In einer emotional aufgeheizten Situation aufgrund einer Pandemie wäre es gut, pastoral weise zu kommunizieren. Das bedeutet, ausgeglichen und akkurat die Fakten darzustellen, nicht zu übertreiben oder die Situation dramatischer darstellen als sie ist.

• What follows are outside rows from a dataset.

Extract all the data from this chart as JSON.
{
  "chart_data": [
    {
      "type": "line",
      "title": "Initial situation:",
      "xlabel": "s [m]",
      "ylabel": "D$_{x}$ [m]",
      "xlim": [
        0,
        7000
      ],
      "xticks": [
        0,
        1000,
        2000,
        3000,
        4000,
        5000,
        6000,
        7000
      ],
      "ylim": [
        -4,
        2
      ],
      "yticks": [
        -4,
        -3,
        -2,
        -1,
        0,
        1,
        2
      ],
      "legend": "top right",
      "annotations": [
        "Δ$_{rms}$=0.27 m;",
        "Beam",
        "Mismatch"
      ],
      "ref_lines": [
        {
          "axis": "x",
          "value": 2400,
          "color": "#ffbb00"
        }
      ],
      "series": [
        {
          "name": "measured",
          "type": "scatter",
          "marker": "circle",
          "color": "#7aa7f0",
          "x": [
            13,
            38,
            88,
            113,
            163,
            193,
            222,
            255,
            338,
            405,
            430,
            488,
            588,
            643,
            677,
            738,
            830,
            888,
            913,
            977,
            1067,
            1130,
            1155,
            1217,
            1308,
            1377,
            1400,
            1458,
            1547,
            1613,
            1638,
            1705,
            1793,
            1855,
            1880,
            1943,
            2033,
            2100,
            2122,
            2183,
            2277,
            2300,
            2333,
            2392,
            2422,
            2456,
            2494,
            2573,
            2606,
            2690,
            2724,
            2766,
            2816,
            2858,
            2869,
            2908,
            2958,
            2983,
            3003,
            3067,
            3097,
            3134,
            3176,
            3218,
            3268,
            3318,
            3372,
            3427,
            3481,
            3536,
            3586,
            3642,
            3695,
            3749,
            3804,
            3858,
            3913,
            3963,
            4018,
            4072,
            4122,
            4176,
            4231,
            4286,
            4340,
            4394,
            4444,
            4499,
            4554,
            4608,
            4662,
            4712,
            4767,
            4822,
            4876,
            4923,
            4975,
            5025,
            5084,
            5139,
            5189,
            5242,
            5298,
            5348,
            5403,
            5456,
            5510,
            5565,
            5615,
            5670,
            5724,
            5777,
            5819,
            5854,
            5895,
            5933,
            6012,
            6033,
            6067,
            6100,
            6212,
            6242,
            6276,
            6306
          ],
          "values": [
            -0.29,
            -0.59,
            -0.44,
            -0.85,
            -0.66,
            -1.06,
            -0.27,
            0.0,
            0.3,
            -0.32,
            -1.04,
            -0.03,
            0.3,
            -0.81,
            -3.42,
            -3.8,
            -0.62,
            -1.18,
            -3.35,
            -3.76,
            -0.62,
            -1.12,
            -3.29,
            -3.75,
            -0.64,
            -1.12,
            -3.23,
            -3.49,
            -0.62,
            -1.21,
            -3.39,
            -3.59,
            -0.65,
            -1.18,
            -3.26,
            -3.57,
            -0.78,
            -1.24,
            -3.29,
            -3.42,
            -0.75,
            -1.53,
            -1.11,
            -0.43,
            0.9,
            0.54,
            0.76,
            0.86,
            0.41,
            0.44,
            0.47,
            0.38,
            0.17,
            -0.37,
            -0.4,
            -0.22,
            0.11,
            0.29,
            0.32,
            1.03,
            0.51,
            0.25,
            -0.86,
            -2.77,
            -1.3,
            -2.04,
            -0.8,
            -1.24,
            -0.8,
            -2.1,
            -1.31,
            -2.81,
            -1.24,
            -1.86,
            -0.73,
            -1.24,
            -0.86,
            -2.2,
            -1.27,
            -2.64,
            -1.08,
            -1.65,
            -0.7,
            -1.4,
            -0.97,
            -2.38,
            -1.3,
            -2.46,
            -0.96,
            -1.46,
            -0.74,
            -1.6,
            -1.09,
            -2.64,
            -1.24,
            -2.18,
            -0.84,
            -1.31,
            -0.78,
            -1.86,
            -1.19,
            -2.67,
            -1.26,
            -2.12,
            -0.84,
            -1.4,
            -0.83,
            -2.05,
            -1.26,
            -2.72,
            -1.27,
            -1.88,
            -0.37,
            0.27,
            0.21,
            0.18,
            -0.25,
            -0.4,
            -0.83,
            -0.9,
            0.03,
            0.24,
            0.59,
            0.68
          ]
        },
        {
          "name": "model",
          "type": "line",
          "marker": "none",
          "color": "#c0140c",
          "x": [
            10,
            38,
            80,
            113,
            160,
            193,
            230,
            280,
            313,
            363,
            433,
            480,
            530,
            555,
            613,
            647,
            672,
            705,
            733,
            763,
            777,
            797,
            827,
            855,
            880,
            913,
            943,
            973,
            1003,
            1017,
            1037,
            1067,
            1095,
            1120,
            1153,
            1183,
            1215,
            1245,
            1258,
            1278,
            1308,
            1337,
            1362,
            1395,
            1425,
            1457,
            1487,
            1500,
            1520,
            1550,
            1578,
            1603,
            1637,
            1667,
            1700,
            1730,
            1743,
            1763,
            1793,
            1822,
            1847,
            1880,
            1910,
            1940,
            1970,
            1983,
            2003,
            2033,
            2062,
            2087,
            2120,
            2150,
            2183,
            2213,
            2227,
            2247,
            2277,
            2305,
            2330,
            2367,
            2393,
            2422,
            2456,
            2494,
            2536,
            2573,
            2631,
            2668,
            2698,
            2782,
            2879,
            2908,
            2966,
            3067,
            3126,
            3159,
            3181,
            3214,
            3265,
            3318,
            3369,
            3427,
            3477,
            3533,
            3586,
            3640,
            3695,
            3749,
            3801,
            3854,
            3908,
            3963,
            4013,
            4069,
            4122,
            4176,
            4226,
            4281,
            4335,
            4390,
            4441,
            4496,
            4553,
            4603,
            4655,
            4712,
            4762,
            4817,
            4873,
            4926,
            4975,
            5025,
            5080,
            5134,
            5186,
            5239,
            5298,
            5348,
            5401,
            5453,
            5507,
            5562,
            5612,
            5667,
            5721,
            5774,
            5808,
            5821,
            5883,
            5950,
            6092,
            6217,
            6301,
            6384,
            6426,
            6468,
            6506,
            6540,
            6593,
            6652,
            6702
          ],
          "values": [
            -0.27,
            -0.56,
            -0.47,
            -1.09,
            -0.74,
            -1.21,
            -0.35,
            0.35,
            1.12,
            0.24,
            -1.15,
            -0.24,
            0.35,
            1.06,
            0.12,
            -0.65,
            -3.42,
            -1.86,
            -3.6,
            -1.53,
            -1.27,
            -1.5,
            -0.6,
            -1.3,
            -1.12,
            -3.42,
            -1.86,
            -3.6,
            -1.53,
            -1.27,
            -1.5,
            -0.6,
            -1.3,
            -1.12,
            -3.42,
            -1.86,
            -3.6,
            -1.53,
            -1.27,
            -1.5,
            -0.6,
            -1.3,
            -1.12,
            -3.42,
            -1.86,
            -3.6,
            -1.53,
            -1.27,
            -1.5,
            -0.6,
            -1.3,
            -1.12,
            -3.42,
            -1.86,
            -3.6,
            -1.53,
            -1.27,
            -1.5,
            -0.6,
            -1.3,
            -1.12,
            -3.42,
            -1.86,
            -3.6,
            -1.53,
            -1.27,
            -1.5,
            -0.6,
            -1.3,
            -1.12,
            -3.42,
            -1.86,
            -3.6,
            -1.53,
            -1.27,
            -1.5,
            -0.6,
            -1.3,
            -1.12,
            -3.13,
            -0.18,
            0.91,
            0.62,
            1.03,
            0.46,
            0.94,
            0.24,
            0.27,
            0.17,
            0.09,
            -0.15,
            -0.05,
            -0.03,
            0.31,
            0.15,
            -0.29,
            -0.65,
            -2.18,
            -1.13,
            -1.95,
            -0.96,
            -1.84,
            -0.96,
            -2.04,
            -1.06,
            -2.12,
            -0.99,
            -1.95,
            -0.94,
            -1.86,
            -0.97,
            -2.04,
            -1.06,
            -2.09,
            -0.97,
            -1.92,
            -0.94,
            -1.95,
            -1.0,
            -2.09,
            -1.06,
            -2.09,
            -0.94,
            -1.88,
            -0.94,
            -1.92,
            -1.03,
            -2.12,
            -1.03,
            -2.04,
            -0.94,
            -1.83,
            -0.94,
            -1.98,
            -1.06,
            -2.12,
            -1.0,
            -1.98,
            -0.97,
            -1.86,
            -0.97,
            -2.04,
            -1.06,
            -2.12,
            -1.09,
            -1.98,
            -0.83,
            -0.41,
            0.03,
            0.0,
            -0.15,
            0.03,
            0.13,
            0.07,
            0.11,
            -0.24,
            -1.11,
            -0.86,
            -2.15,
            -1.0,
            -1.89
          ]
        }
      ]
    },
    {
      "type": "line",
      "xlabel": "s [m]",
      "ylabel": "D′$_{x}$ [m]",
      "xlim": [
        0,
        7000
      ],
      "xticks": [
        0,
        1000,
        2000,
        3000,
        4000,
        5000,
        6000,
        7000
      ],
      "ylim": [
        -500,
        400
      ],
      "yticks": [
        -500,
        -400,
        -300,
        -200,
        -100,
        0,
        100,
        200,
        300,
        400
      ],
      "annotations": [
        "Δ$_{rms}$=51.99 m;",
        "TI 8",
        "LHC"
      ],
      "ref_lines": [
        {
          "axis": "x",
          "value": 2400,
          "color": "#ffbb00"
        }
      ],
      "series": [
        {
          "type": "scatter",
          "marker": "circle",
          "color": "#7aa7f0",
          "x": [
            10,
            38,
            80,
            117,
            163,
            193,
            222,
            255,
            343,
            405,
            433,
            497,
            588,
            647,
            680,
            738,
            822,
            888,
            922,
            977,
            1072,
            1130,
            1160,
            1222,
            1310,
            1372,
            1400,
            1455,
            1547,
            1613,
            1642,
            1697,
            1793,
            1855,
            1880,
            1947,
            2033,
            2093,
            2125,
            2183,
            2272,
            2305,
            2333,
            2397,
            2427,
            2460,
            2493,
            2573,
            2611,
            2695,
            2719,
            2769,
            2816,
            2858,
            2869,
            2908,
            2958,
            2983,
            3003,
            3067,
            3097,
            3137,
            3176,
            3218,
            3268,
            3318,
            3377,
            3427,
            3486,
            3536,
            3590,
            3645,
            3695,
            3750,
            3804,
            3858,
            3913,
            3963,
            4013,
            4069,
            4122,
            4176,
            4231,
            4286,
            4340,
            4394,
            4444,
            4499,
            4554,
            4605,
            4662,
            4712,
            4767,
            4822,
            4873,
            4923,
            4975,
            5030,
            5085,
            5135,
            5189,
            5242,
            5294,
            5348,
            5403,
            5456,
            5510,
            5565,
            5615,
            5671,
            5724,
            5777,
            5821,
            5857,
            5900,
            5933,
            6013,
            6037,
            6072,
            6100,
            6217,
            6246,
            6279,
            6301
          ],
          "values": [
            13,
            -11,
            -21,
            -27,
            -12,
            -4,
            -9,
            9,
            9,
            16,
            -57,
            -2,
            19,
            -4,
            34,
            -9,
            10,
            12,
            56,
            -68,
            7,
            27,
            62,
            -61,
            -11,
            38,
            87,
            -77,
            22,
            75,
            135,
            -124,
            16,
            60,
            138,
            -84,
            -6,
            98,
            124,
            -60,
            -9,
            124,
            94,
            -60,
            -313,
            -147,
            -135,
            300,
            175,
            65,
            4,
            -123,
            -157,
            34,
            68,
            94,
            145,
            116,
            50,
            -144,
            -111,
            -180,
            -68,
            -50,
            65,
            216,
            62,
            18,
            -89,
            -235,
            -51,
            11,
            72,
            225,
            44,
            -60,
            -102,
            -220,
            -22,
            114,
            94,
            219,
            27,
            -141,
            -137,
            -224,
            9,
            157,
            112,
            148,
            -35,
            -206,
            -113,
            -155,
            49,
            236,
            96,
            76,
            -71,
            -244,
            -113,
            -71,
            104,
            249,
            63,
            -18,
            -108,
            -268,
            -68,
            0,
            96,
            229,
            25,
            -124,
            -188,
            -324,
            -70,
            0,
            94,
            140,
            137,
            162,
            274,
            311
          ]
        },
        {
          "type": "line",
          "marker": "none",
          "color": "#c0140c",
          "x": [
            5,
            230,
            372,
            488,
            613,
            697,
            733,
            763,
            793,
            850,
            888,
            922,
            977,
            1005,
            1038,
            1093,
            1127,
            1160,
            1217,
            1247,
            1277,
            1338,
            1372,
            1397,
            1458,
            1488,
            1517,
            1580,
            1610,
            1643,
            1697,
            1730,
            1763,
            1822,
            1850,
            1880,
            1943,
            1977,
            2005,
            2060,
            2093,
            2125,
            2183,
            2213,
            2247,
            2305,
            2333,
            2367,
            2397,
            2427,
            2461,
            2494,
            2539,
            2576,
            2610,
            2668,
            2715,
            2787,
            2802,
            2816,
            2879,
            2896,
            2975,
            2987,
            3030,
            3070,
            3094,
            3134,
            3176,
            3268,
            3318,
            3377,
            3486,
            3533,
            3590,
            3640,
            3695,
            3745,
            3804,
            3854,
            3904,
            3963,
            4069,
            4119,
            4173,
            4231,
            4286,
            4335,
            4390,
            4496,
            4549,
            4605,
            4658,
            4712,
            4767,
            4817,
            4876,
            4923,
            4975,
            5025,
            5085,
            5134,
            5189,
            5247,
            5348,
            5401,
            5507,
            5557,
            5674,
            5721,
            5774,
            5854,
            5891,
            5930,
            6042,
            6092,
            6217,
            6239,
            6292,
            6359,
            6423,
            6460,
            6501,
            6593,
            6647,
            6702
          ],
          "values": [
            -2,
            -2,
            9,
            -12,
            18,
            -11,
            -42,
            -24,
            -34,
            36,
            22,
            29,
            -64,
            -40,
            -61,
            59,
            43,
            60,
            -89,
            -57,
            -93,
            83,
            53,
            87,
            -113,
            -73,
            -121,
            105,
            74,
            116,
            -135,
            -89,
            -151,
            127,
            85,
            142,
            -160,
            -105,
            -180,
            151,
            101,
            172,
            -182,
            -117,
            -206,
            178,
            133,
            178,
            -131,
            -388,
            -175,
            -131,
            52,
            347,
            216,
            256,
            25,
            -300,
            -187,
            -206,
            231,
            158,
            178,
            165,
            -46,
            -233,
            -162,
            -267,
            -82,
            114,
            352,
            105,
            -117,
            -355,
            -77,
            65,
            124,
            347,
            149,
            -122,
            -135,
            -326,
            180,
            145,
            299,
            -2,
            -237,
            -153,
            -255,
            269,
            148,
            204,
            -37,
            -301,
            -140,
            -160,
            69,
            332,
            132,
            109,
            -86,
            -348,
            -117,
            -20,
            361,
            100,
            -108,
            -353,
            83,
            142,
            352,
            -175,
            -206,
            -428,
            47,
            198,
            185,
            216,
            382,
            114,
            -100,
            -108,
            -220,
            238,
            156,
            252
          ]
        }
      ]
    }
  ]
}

Drittens, ich finde es sehr bedenklich, wenn in einem Gebet nur eine Einstellung zu einem politischen Problem als die einzig richtige dargestellt wird. Martin und Sigrid beten nicht generell für Weisheit für die Politiker. Sie beten einzig und allein gegen das Bundesschutzgesetz. Dieses Gebet grenzt mindestens 50% der Christen in Deutschland aus – nämlich diejenigen, welche das Gesetz als sinnvoll erachten. Solch eine Gebetspraxis ist unweise und hilft nicht der Einheit der Christen.
Viertens, Menschen, die gegen das Bundesschutzgesetz im Gebet und Fasten aufstehen, werden als heldenhaft wie Esther dargestellt. Es sind die Noblen der Christenheit, die ihre Stunde der Berufung wahrnehmen. Alle anderen, die eine andere Meinung zu diesem Thema haben werden als Leute beschrieben, die sich weg ducken (circa Minute 1), die den Kopf weg stecken (circa Minute 15). Ich bin mir unsicher, ob Martin und Sigrid sich bewusst sind, wie sehr sie alle Leute, die nicht mit ihnen fasten und beten, beleidigen. Gebetsaufrufe sind OK, aber hier geschieht Manipulation, welche Christen regelrecht dazu zwingt mitzumachen, wenn sie keine „Wegducker“ sein wollen.
Wenn diese Art „geistiger Impuls“ wie im Video präsentiert in einem meiner Gottesdienste gegeben würde, würde ich sofort das Ältestenteam zur einer Bewertung aufrufen. Mein eigenes Plädoyer wäre, dieses Wort als „nicht für die Gemeinde verwendbar“ zu verwerfen. Das Video ist kein geistiger Impuls, sondern vielmehr persönlich unausgereifte Meinung und diese auch noch unweise und beleidigend vorgetragen. Ihr abschließendes Gebet „im Namen Jesus“ kann ich nicht mit gutem Gewissen mitbeten.
Anstelle für ein fragwürdiges Ansinnen intensiv zu fasten und zu beten empfehle ich ein neues Suchen von Gott in Seinem Wort. Lasst uns Ihn und seine Größe in der Bibel neu entdecken und Ihn fragen, wie wir Seiner Souveränität in diesen interessanten Zeiten vertrauen können und das beste für Sein Reich auch in der Corona Zeit tun können.
Ja, es gibt Sachen, für die es sich lohnt zu fasten und zu beten. Auch ohne Panik und Hype können wir dafür beten, dass Gottes Reich sich unter uns ausbreitet.